On the outside, or what Wills refers to as the skin of the bus, the Trooper checks a variety of items, such as seeing that all of the lights are functioning properly, the mirrors provide the drivers with the ability to see into the blind spots, the crossing arm is working properly. He checks the tires for tread depth, wear and tear, and load rating.

Wills then takes a trip under the bus to check the steering mechanisms, drive train, and brakes among other things. He makes his way down the entire length of the bus looking for frame damage, fluid leaks, or other issues of concern.

Once inside the bus, Wills checks the emergency exits — back door, exit windows, and roof hatches. If the bus is equipped with seatbelts, Willis checks to ensure they are free from cuts, tears, and other damage. During an inspection he also closely checks the bus seats to make sure they are secure on the floor, the covers are in tact, and the foam padding is not worn down. The padding provides protection from impact with the interior steel frame should a kid hit the seat back during a crash, Wills explained.

“If I find anything I deem is unsafe, then I shut the bus down, and they can’t run it until I come back, recheck it and feel everything is safe,” Wills said. “When it rolls out of here, it all works.”

School buses are subject to three types of inspections — annual inspections, spot checks, and Class II inspections.

Each bus must undergo an annual inspection each year. Spot checks are more random but can be used to keep an eye on a bus that an annual inspection shows could have an issue in the future.

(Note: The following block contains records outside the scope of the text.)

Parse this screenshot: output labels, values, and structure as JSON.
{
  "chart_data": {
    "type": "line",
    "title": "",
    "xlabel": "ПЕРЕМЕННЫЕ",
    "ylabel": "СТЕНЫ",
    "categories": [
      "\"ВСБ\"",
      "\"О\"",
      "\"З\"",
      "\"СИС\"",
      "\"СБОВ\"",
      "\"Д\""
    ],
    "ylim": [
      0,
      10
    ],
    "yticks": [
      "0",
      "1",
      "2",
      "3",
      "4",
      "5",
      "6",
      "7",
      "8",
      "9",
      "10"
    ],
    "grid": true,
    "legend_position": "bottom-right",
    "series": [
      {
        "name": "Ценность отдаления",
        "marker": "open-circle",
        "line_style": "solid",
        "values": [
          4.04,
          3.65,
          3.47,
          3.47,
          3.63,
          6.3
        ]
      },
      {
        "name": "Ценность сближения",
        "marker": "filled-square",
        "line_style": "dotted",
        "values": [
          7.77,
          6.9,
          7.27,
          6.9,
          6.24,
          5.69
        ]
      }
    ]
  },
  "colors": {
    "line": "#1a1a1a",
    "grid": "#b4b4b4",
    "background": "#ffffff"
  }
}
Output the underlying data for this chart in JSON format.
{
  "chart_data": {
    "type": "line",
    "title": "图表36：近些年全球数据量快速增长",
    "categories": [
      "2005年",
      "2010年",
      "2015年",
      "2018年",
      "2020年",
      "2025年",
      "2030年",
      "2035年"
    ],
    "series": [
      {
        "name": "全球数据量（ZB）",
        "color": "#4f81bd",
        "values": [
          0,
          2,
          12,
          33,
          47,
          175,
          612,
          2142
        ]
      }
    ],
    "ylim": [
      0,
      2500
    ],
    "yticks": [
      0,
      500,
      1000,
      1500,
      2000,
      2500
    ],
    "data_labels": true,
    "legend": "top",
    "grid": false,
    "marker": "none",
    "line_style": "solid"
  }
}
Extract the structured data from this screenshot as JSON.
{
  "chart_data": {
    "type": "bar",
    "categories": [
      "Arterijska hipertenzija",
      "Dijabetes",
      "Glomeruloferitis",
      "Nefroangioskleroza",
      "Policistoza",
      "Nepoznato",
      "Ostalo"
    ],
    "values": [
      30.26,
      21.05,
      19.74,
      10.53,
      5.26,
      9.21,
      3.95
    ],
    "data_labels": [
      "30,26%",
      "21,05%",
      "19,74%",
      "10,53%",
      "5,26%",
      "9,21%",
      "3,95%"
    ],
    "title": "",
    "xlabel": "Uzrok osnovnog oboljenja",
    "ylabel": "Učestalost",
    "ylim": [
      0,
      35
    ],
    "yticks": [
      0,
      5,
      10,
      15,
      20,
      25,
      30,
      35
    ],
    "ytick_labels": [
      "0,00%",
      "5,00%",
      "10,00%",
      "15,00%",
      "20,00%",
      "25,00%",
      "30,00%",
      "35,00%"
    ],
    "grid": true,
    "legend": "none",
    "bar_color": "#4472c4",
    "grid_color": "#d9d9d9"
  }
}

“On the annual, they know when I’m coming,” Wills said. “For a spot check, I just pull up in their parking lot and say ‘I want to see that, that, and that bus.’”

Class II inspections are performed every six months on buses going into their 16th year of service on the road.

“They are a little stricter on the older buses,” Wills said. “Tennessee has really strict guidelines on buses, more strict than other states.”

The reason behind such strict guidelines and thorough inspections is real simple, Wills said.

“The main thing is the safety of the kids,” he said. “We try to give them the best safety we can.”